0
0
AirflowComparisonBeginner · 4 min read

XCom vs External Storage in Airflow: Key Differences and Usage Guide

Use XCom in Airflow for small, simple data sharing between tasks within the same DAG run. Choose external storage like S3 or databases when handling large data, files, or when data needs to persist beyond DAG execution or be shared across DAGs.
⚖️

Quick Comparison

This table summarizes the main differences between XCom and external storage in Airflow.

FactorXComExternal Storage
Data SizeSmall (usually under 48KB)Large (files, big datasets)
Data TypeSimple Python objects (serialized)Any type (files, blobs, structured data)
PersistenceTemporary, tied to DAG runLong-term, independent of DAG runs
AccessibilityWithin same DAG run tasksAcross DAGs, external systems, or users
Performance ImpactCan slow scheduler if overusedNo impact on Airflow metadata DB
Use CasePassing small flags, IDs, or resultsStoring logs, large outputs, or shared data
⚖️

Key Differences

XCom (short for cross-communication) is designed for passing small pieces of data between tasks in the same DAG run. It stores data in Airflow's metadata database, which means it is limited in size (default max 48KB) and should only hold simple Python objects that can be serialized. Because XCom data is stored in the Airflow database, overusing it with large data can slow down the scheduler and cause performance issues.

On the other hand, external storage refers to using outside systems like Amazon S3, Google Cloud Storage, databases, or file servers to store data. This method is suitable for large files, datasets, or any data that needs to persist beyond the life of a DAG run or be shared across multiple DAGs or workflows. External storage does not affect Airflow's internal database performance and can handle any data type or size.

In summary, XCom is best for lightweight, temporary data sharing within a DAG, while external storage is ideal for heavy, persistent, or cross-DAG data needs.

⚖️

Code Comparison

Here is an example of passing a small value between tasks using XCom in Airflow.

python
from airflow import DAG
from airflow.operators.python import PythonOperator
from datetime import datetime

def push_function(ti):
    ti.xcom_push(key='sample_key', value='Hello from XCom')

def pull_function(ti):
    message = ti.xcom_pull(key='sample_key', task_ids='push_task')
    print(f"Received message: {message}")

default_args = {'start_date': datetime(2024, 1, 1)}

dag = DAG('xcom_example', default_args=default_args, schedule_interval='@once')

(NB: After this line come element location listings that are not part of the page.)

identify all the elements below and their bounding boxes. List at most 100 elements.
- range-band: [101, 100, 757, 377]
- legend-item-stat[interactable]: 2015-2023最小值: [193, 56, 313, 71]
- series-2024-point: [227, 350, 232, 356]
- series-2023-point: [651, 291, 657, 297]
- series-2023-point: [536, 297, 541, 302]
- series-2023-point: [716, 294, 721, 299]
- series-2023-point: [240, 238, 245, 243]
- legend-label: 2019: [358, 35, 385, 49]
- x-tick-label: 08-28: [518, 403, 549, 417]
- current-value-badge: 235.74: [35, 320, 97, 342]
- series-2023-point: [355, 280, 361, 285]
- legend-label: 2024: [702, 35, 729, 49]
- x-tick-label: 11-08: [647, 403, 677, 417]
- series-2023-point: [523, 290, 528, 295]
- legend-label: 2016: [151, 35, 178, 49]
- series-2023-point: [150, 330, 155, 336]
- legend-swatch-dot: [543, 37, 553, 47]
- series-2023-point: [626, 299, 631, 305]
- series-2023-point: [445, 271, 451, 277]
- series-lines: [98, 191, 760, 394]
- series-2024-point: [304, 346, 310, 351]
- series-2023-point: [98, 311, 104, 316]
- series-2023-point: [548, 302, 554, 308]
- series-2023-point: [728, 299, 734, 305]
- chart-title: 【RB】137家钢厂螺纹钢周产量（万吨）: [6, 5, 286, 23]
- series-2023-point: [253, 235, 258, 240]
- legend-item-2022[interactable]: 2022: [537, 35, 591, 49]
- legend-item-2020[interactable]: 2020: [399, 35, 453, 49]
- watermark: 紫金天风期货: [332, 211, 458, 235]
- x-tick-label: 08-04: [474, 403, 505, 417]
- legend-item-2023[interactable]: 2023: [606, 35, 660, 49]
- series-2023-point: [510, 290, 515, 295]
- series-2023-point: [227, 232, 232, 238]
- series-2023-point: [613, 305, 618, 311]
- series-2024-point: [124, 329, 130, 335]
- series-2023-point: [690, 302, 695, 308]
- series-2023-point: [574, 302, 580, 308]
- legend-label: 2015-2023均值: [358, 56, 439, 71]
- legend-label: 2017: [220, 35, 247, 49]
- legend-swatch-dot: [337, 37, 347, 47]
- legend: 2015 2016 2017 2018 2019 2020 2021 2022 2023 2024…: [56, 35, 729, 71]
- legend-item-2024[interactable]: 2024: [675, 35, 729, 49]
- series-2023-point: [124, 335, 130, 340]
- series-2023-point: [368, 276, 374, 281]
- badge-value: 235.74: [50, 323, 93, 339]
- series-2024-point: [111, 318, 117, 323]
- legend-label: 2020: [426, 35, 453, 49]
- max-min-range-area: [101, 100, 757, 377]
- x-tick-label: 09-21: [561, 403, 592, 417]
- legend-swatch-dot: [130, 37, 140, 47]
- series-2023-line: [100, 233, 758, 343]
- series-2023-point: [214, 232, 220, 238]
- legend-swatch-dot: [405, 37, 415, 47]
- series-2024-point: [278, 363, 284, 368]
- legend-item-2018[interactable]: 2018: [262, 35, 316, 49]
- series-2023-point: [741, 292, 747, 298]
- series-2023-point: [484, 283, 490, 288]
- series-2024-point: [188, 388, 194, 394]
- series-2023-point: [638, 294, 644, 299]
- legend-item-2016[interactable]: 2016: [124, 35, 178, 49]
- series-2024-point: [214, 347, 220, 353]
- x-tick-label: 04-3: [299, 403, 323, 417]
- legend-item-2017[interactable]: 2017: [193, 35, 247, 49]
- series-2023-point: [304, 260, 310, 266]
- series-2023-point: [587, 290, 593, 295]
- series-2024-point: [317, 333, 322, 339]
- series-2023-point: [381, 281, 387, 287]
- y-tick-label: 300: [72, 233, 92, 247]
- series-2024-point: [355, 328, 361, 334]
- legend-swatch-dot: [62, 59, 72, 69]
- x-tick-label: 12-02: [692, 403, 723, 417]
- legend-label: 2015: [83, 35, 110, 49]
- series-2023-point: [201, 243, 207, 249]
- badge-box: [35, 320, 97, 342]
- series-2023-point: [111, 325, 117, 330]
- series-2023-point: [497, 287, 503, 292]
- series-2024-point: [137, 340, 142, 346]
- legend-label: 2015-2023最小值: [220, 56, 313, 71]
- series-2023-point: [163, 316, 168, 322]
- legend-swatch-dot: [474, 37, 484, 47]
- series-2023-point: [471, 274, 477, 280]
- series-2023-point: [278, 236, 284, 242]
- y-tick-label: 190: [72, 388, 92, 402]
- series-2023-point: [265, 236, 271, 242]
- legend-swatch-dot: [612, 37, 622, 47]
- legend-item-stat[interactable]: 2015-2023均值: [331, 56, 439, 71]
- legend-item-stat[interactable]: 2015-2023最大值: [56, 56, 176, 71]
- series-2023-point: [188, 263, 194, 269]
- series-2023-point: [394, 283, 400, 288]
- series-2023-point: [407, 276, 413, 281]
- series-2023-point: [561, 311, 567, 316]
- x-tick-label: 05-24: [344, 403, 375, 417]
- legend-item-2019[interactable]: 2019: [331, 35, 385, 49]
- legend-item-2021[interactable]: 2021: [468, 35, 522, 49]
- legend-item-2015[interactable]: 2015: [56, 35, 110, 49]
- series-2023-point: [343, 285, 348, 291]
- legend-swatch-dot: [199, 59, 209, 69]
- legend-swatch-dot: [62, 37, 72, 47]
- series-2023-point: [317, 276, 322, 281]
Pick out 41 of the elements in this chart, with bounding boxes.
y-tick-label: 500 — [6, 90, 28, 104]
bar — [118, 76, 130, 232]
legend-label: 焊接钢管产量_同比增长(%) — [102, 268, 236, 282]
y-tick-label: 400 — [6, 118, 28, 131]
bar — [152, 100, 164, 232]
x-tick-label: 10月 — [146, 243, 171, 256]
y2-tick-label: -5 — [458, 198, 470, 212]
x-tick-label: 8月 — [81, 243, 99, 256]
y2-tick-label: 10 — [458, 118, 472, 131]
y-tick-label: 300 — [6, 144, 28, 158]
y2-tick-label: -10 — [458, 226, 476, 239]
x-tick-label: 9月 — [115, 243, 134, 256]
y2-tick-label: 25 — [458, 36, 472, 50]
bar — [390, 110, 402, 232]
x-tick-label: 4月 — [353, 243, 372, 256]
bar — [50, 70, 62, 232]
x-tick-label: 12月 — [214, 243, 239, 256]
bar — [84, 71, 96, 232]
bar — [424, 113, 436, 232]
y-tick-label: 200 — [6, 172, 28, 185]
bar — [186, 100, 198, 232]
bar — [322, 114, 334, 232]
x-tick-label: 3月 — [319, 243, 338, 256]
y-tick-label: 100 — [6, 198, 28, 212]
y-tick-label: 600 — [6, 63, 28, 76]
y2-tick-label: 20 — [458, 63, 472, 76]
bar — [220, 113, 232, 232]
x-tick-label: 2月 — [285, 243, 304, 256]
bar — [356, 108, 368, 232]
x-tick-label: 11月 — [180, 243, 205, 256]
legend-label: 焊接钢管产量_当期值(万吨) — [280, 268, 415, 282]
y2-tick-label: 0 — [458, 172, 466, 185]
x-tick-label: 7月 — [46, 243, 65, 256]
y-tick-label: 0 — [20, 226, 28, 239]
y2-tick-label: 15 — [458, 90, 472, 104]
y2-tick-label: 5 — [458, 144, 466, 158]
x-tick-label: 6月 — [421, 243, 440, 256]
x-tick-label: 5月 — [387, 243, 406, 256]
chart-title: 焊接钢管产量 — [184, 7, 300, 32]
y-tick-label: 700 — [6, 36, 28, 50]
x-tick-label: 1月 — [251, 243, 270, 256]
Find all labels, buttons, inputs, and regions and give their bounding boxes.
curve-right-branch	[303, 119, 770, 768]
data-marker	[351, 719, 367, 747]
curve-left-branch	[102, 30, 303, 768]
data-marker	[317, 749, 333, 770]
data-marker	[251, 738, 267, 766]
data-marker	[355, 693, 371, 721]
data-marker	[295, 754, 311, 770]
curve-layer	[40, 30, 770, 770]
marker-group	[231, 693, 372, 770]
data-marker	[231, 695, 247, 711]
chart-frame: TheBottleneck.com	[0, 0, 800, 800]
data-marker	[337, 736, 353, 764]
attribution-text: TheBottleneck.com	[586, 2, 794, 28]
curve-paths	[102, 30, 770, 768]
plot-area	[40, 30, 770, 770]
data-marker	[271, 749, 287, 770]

push_task = PythonOperator(
    task_id='push_task',
    python_callable=push_function,
    dag=dag
)

pull_task = PythonOperator(
    task_id='pull_task',
    python_callable=pull_function,
    dag=dag
)

push_task >> pull_task
Output
Received message: Hello from XCom
↔️

External Storage Equivalent

This example shows how to write and read data using external storage (local file system) in Airflow tasks.

python
from airflow import DAG
from airflow.operators.python import PythonOperator
from datetime import datetime
import os

def write_to_file():
    with open('/tmp/airflow_data.txt', 'w') as f:
        f.write('Hello from external storage')

def read_from_file():
    with open('/tmp/airflow_data.txt', 'r') as f:
        content = f.read()
    print(f"Read content: {content}")

default_args = {'start_date': datetime(2024, 1, 1)}

dag = DAG('external_storage_example', default_args=default_args, schedule_interval='@once')

write_task = PythonOperator(
    task_id='write_task',
    python_callable=write_to_file,
    dag=dag
)

read_task = PythonOperator(
    task_id='read_task',
    python_callable=read_from_file,
    dag=dag
)

write_task >> read_task
Output
Read content: Hello from external storage
🎯

When to Use Which

Choose XCom when:

  • You need to pass small, simple data like flags, IDs, or short strings between tasks in the same DAG run.
  • The data size is small enough to avoid performance issues (under 48KB).
  • You want quick, temporary communication without external dependencies.

Choose external storage when:

  • You need to handle large files, datasets, or complex data types.
  • The data must persist beyond the DAG run or be shared across multiple DAGs or workflows.
  • You want to avoid slowing down Airflow's metadata database or scheduler.
  • You require integration with cloud storage or databases for durability and scalability.

Key Takeaways

Use XCom for small, temporary data sharing within the same DAG run.
Use external storage for large, persistent, or cross-DAG data needs.
XCom data is limited in size and stored in Airflow's metadata database.
External storage avoids performance issues and supports any data type or size.
Choose based on data size, persistence needs, and sharing scope.